Modern browsers know how to use newer Javascript and web platform features, and most users are on modern browsers. For this majority, there's no need to limit them to older ES5 capabilities and bundle unnecessary polyfills. Having multiple build-time bundles, selectively chosen at runtime allows the majority to use slimmer bundles, while the minority on older browsers can still use the intended functionality, albeit with slightly larger bundles.

# Write density

In earlier drafts of this article, I initially segmented apps as mostly read, ie, content consumption vs mostly write, eg, content creation. But I soon realised that with the latter, you can still have one class that is read-light, and another class that is read-heavy; to get references, point to existing content, etc.

That's when I concluded that write density is a different problem entirely, independent of read density. Where reading has a lot to do with streaming partial content to the user as fast as possible whilst fetching more data, writing has more to do with optimistic UI to unblock the next user interaction as fast as possible. Perhaps more in a different article…

# Conclusion

For apps with high read density, which is the majority of web applications, the bottleneck is often in data loading. This can only be solved with HTML streaming, which points towards server rendered HTML. The next bottleneck is often the Javascript bundles. Techniques like selective node hydration can significantly reduce the size of the bundle to download and evaluate. This makes it kinder to slow networks and older slower devices.

This paints a picture that is practically the opposite of SPAs (Single Page Applications). Heavy Javascript on the browser pulls in non-streamable data, often with additional non-native GraphQL, meaning more Javascript. Reinventing browser navigation, and full client-side rendering means heavy bundles that perform poorly on slow networks and older slower devices. Code-splitting and lazy-loading can help, but these are really additional complexity used to disguise endemic complexity.

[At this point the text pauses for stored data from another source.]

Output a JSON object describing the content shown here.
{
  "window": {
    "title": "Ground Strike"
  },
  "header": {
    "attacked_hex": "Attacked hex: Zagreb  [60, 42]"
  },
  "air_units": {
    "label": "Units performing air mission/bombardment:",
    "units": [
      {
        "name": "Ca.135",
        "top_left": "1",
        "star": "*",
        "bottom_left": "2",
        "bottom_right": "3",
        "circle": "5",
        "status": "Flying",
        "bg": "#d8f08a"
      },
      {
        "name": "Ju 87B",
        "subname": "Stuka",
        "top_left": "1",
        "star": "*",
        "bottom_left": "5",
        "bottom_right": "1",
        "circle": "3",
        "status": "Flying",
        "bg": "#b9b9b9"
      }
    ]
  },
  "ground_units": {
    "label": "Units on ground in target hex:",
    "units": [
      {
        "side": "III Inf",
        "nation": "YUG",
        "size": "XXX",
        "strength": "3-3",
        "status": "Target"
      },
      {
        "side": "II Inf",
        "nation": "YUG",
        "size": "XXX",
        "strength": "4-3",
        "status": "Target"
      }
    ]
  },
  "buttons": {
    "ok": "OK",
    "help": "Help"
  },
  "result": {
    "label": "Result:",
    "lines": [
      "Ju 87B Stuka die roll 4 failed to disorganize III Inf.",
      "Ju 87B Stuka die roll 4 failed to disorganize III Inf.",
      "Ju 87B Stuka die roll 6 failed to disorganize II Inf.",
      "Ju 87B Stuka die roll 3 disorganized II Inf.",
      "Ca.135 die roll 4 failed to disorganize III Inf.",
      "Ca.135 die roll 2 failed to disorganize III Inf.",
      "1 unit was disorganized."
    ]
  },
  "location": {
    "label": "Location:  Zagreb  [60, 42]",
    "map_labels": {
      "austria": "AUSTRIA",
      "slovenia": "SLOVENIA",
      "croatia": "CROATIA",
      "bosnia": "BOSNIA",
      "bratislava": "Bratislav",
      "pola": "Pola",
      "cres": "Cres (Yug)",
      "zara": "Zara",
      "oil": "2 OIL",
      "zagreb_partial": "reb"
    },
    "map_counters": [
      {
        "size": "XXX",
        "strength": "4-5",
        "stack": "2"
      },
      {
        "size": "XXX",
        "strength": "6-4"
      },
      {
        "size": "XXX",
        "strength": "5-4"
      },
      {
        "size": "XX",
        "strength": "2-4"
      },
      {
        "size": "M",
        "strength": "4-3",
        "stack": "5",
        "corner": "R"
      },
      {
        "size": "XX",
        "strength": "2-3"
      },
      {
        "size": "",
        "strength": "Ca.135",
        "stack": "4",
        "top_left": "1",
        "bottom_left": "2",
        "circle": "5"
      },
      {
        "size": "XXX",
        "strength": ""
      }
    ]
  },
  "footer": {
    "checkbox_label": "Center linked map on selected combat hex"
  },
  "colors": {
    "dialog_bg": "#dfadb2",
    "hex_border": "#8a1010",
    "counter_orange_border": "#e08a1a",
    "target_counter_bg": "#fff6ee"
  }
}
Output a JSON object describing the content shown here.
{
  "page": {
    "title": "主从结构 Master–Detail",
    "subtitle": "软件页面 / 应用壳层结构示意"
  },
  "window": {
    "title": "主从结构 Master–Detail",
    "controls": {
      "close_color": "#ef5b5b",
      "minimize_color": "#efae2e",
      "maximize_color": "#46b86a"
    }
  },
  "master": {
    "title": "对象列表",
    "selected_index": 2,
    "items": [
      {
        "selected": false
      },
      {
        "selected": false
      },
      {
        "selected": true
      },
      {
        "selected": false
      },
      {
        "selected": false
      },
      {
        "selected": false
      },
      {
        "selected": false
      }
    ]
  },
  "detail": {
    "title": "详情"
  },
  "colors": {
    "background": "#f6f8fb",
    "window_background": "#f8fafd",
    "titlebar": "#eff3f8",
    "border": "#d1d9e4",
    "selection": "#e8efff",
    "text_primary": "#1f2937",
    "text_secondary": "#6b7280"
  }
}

It is unfortunate that SPAs have dominated developer (and non-developer) mindshare over the last decade or so, such that its use has spread into areas well outside of its niche. But such is hindsight. The SPA revolution lowered the barrier to entry, and spawned new ways of thinking, some of which made its way into server rendered frameworks.

# Addendum

When are Single Page Applications the optimal choice? I can think of only two scenarios. Firstly, when there is a low read density, which essentially means an offline-oriented app, able to operate for long periods with no backing support from a server runtime. Secondly, when you're trading off the performance budget for the server runtime budget, as static websites are cheap to host.